Im April des laufenden Jahres reichte der Investor einen Änderungsantrag ein. Statt Waschmaschinen, Trockner, Herd und Co. sollten nun Schuhe verkauft werden. Mit Verweis auf das Märktekonzept hatte die Untere Bauaufsicht der Stadt Zweifel an der Zulässigkeit, forderte den Investor zur Vorlage eines Gutachtens auf, das die Rechtmäßigkeit des Vorhabens begründete. Das ist offenbar der Fall. Darüber wurde der Bauausschuss informiert, der aber sein Einvernehmen nicht herstellte, weil aus seiner Sicht ein Schuhangebot durchaus innenstadtrelevant ist, ein Schuhmarkt also in die City und nicht an die Peripherie gehört. 

Weil aber ein Einvernehmen bis Ende Oktober notwendig ist, muss dieses nun durch die UBA hergestellt werden. Tut sie es nicht, droht der Stadt eine Klage. Der Stadtrat und die Ausschuss-Mitglieder sehen nun nicht nur ihren Wunsch missachtet (Weiße Ware statt Schuhe), sie werfen der Abteilung Stadtentwicklung auch massive Versäumnisse vor. Die nämlich hätte mit einem entsprechenden Bebauungsplan und einer Veränderungssperre die Nutzung der fraglichen Gewerbefläche im Sinne des Märktekonzeptes eindeutig regeln können. Das hätte für Investoren bedeutet, dass sie von Beginn an wissen, was geht und was nicht. 
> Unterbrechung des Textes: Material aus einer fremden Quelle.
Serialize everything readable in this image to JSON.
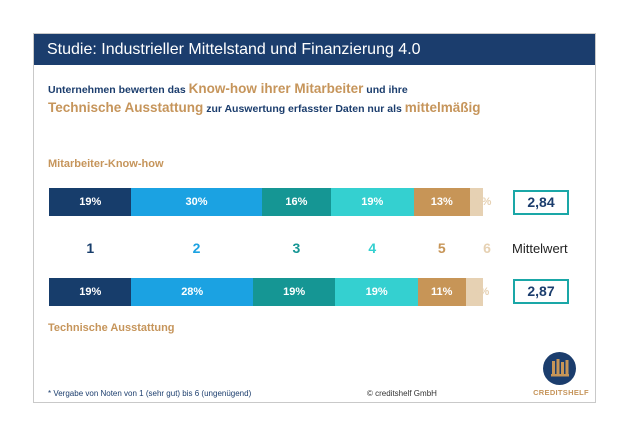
{
  "header": {
    "title": "Studie: Industrieller Mittelstand und Finanzierung 4.0"
  },
  "subtitle": {
    "part1": "Unternehmen bewerten das ",
    "hl1": "Know-how ihrer Mitarbeiter",
    "part2": " und ihre",
    "hl2": "Technische Ausstattung",
    "part3": " zur Auswertung erfasster Daten nur als ",
    "hl3": "mittelmäßig"
  },
  "chart_data": {
    "type": "bar",
    "orientation": "horizontal-stacked-100",
    "categories": [
      "1",
      "2",
      "3",
      "4",
      "5",
      "6"
    ],
    "colors": [
      "#173d6b",
      "#1ba2e2",
      "#159694",
      "#34d0d0",
      "#c79557",
      "#e6d1b3"
    ],
    "series": [
      {
        "name": "Mitarbeiter-Know-how",
        "values": [
          19,
          30,
          16,
          19,
          13,
          3
        ],
        "labels": [
          "19%",
          "30%",
          "16%",
          "19%",
          "13%",
          "3%"
        ],
        "mean": "2,84"
      },
      {
        "name": "Technische Ausstattung",
        "values": [
          19,
          28,
          19,
          19,
          11,
          4
        ],
        "labels": [
          "19%",
          "28%",
          "19%",
          "19%",
          "11%",
          "4%"
        ],
        "mean": "2,87"
      }
    ],
    "scale_label_colors": [
      "#173d6b",
      "#1ba2e2",
      "#159694",
      "#34d0d0",
      "#c79557",
      "#e6d1b3"
    ],
    "mean_label": "Mittelwert"
  },
  "footnote": "* Vergabe von Noten von 1 (sehr gut) bis 6 (ungenügend)",
  "copyright": "© creditshelf GmbH",
  "logo": {
    "text": "CREDITSHELF",
    "icon": "bookshelf-icon"
  }
}
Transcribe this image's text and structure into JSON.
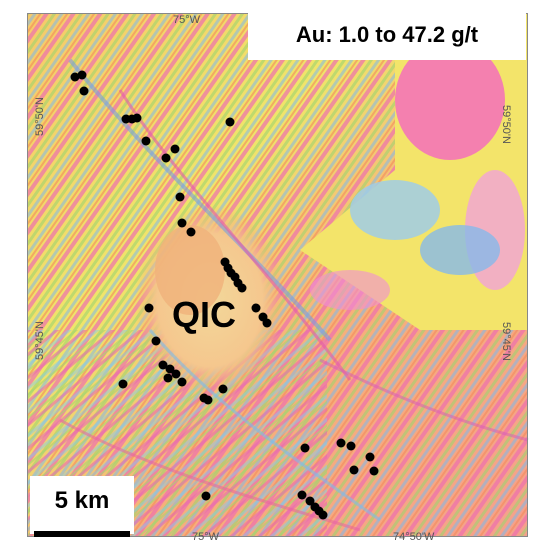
{
  "title": "Au: 1.0 to 47.2 g/t",
  "map_label": "QIC",
  "scale_label": "5 km",
  "coordinates": {
    "lon_top": "75°W",
    "lon_bottom_left": "75°W",
    "lon_bottom_right": "74°50'W",
    "lat_left_top": "59°50'N",
    "lat_left_bottom": "59°45'N",
    "lat_right_top": "59°50'N",
    "lat_right_bottom": "59°45'N"
  },
  "legend_colors": {
    "sample_point": "#000000",
    "high_magnetic": "#ff69b4",
    "mid_magnetic": "#f4e04d",
    "low_magnetic": "#6fa8dc"
  }
}
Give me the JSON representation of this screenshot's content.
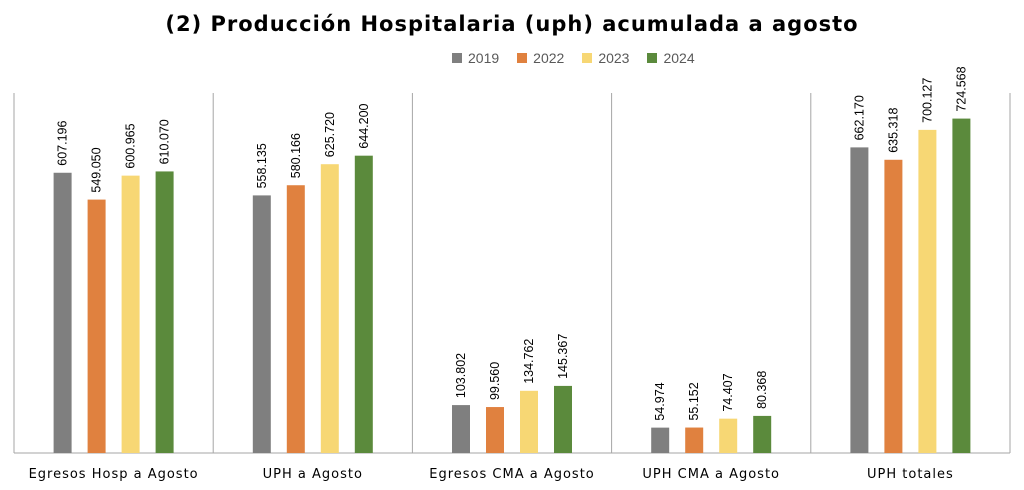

Insofern wurde im Rat nun auch der Verdacht geäußert, dass aufgrund dieser fehlenden Regulierung der Investor möglicherweise die Situation genutzt habe, um letztlich ein machbares Warenangebot durch eines zu ersetzen, das vom Grundsatz her an dieser Stelle gar nicht gewünscht ist. Bürgermeister Michael Forster musste eingestehen, dass dies nun ein sehr unangenehmes Thema für die Verwaltung sei, dass er das Ganze aber intern überprüfen lasse und den Rat informieren werde. Der Rat seinerseits forderte Konsequenzen, möglicherweise bis zur Inhaftungnahme des Baudirektors.